Paul Maier continues: “Many manuscripts are available because their disciples zealously made copies of their “corrected” ―though really corrupted―texts. This sinful impudence can hardly have been unknown to the copyists, who either do not believe the Scriptures were inspired by the Holy Spirit and are unbelievers or deem themselves wiser than the Holy Spirit and are possessed.”

The Catholic Encyclopedia, published with the imprimatur of the Roman Catholic authorities, tell us that the decision to have four gospels instead of just one is credited to the early church father St. Irenaeus, who was the first writer to mention the four gospels by name.

St. Irenaeus wrote: “It is not possible that the gospels be either more or fewer than they are. For since there are four zones of the world in which we live, and four principle winds, while the Church is scattered throughout the world and the pillar and ground of the Church is the gospel, it is fitting that we should have four pillars breathing out immortality on every side” (Catholic Encyclopedia,vol. VI, pg. 659). 

As for the writings of Paul, The Encyclopedia Biblica states categorically:

“With respect to the Canonical Pauline Epistles, none of them are by Paul.  They are all, without distinction, pseudographia (false writings).
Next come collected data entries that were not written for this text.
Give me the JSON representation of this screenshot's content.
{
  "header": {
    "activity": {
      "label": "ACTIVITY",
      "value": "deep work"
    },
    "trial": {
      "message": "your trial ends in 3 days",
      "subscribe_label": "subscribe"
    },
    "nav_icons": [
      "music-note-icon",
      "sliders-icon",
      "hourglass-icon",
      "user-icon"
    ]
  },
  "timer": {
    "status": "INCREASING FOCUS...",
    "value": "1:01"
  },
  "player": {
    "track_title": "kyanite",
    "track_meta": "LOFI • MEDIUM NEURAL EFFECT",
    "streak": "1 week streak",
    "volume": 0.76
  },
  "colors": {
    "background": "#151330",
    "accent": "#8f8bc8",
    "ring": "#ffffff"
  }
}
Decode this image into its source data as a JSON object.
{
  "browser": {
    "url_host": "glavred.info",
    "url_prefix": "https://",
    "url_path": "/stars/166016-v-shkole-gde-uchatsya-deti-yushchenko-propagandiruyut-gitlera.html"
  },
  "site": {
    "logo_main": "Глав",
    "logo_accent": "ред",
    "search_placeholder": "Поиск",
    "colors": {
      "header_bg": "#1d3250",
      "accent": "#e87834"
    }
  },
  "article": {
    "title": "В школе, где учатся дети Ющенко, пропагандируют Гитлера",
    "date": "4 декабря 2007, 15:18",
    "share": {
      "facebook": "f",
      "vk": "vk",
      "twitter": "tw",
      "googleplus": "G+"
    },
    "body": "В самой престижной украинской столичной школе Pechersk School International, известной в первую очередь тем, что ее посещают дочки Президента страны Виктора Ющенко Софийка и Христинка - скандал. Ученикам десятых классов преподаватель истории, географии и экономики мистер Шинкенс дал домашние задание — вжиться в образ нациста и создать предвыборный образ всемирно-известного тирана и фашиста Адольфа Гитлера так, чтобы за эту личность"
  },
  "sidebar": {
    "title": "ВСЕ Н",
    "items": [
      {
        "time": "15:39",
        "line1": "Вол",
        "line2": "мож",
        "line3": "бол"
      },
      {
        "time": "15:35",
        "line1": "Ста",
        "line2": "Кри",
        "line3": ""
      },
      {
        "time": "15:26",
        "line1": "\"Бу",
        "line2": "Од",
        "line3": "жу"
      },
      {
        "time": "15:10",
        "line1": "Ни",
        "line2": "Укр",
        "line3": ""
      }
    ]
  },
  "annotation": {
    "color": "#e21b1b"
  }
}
The group (ten epistles) bears obvious marks of a certain unity, of having originated in one circle, at one time, in one environment, but not of unity of authorship” (Encyclopedia Biblica III pg. 3625-26).  

The Father of Christianity appears to be Paul and the Father of the history of the Christian Church appears to be Eusebius.  Both never knew or walked with Jesus.  Yet, Christians today believe everything these two men want them to believe. Christians believe every word they read and hear to be the words from God.

And they are betting their souls on those man-made words. How sad!